Pursuant to an endorsement deal, an Instagram user with a large following—a so-called social media “influencer”— receives a new watch from a company, takes photos of herself wearing the wristwear, and posts about how much she loves the merchandise. The picture racks up hundreds of thousands of likes, generating sought-after impressions and exposure for both the company and its products. A successful advertising partnership is concluded.

Then, seemingly out of nowhere, the influencer receives a threatening letter from the Federal Trade Commission (FTC), warning that because the Instagram post did not reveal her financial interest in the sponsorship agreement between herself and the company, she may very well have run directly afoul of the FTC’s Endorsement Guidelines.

The foregoing is a typical predicament faced by many users of social media: While businesses are increasingly relying on relationships with influencers to advertise content and engender support for their brands, and influencers in turn are becoming more sophisticated and generating substantial revenue for themselves and such businesses, these relationships can and often do expose the parties to substantial legal risks.

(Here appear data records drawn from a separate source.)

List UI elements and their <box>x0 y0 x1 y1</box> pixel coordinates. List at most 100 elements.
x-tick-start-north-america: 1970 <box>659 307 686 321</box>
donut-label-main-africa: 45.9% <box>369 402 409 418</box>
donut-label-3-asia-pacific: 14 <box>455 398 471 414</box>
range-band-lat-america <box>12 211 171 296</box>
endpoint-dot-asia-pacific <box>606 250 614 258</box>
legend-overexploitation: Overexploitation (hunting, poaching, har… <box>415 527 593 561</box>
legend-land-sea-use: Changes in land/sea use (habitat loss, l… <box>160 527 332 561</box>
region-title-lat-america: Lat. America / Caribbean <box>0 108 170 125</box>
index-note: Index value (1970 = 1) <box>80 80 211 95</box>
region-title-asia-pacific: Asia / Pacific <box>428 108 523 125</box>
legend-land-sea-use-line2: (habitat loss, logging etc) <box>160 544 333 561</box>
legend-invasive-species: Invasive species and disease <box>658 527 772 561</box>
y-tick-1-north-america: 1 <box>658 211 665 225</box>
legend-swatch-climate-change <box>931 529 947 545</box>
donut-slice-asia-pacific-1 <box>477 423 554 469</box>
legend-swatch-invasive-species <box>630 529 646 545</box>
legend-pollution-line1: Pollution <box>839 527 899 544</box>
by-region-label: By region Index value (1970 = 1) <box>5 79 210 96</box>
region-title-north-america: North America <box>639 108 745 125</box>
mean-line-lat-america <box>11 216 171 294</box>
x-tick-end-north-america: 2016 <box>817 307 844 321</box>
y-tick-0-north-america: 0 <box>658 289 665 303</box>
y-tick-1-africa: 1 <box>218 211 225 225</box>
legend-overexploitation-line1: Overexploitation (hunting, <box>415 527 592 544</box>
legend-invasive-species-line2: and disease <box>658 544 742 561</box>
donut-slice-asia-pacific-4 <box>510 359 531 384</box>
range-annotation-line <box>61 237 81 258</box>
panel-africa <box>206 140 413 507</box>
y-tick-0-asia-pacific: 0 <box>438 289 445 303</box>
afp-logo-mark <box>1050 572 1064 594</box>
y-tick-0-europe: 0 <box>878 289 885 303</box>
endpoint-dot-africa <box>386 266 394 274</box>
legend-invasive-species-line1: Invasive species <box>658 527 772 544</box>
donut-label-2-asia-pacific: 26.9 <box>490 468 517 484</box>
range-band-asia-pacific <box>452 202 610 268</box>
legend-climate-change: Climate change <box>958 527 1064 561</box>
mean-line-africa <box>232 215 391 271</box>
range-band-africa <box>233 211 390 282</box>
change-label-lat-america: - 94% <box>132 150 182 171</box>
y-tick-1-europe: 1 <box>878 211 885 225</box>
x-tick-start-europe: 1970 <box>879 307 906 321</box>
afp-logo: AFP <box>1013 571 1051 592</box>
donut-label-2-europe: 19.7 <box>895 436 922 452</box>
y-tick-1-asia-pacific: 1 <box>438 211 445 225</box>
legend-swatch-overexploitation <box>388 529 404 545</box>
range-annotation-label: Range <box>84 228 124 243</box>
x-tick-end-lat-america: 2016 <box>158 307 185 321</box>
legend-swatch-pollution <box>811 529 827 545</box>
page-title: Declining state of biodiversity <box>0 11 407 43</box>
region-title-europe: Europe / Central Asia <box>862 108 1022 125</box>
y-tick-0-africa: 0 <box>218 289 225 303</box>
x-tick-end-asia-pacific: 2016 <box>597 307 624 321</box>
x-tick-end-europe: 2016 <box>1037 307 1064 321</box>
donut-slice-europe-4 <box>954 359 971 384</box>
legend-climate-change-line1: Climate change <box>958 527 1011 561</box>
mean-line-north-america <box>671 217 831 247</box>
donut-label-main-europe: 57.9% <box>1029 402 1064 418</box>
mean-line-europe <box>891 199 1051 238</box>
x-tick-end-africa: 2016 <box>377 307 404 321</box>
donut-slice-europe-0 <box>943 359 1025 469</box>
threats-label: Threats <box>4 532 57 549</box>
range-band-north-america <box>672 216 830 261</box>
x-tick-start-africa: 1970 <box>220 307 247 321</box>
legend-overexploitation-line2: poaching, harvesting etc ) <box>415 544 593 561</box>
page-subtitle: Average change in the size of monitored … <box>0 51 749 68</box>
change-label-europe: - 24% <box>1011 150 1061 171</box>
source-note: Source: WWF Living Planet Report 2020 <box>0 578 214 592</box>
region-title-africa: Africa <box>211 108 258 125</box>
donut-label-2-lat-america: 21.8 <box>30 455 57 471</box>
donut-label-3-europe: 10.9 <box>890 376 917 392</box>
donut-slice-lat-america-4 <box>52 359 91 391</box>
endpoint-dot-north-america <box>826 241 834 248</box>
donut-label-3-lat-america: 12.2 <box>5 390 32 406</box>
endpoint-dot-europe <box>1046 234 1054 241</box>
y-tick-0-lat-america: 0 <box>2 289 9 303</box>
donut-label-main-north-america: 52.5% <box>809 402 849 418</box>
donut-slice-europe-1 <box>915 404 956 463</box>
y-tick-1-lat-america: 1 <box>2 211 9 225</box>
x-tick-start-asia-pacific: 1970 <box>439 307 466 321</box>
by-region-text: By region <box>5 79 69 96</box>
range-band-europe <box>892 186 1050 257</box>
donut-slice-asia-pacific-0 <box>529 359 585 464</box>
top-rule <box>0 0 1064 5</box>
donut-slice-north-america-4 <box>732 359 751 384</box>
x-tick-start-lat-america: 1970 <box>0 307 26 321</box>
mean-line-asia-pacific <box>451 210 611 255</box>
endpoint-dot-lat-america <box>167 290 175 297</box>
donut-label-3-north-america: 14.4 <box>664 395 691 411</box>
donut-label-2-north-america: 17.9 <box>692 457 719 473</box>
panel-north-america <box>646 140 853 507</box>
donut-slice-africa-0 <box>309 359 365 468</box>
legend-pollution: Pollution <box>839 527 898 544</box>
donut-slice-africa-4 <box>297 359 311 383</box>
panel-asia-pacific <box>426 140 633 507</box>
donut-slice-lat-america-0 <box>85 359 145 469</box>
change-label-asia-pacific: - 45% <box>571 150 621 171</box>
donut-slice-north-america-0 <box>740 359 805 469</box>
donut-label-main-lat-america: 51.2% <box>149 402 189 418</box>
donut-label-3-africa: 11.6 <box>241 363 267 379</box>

The Endorsement Guidelines are laws promulgated by the FTC which mandate that anytime a “material connection”—for example, a business or family relationship, monetary payment, or gift of a free product—exists between a person endorsing a product and an advertiser, such a connection must be clearly and conspicuously disclosed. Merely saying “thanks” to a company in a post, stating how much one loves the product, or tagging the brand is insufficient.

While businesses and influencers undoubtedly want their advertisements to seem organic, the FTC seeks to protect consumers by ensuring they aren’t misled into thinking that paid sponsorships are unbiased testimonials.

In April 2017 the FTC sent 90 warning letters to individuals and brands, including singer-songwriter Akon, model Amber Rose, and actress Sofia Vergara. And in September, a second letter was sent by the FTC to 21 of those influencers. While the specific content of each letter varied, the FTC made clear that any celebrity or influencer who promotes a product on social media must disclose a “material connection” between the endorser and the product’s marketer, further insisting that the influencers detail their plans to ensure compliance with existing law moving forward.

The penalty for infractions under the Endorsement Guidelines can be steep: up to $16,000 per violation. Additionally, the FTC often directs influencers to take corrective action through settlement agreements. For example, the FTC has entered into high-profile settlements with several endorsers over the years, including with Trevor Martin and Thomas Cassell, two individuals who promoted the online gambling service CSGO Lotto but did not disclose that they owned the company. Settlements occasionally include financial penalties, but typically the most significant negative impact of a settlement is being subject to a 20-year consent order that requires legal compliance and FTC review of similar advertising and often obligates the influencer to share the existence of the settlement agreement with any future business partners.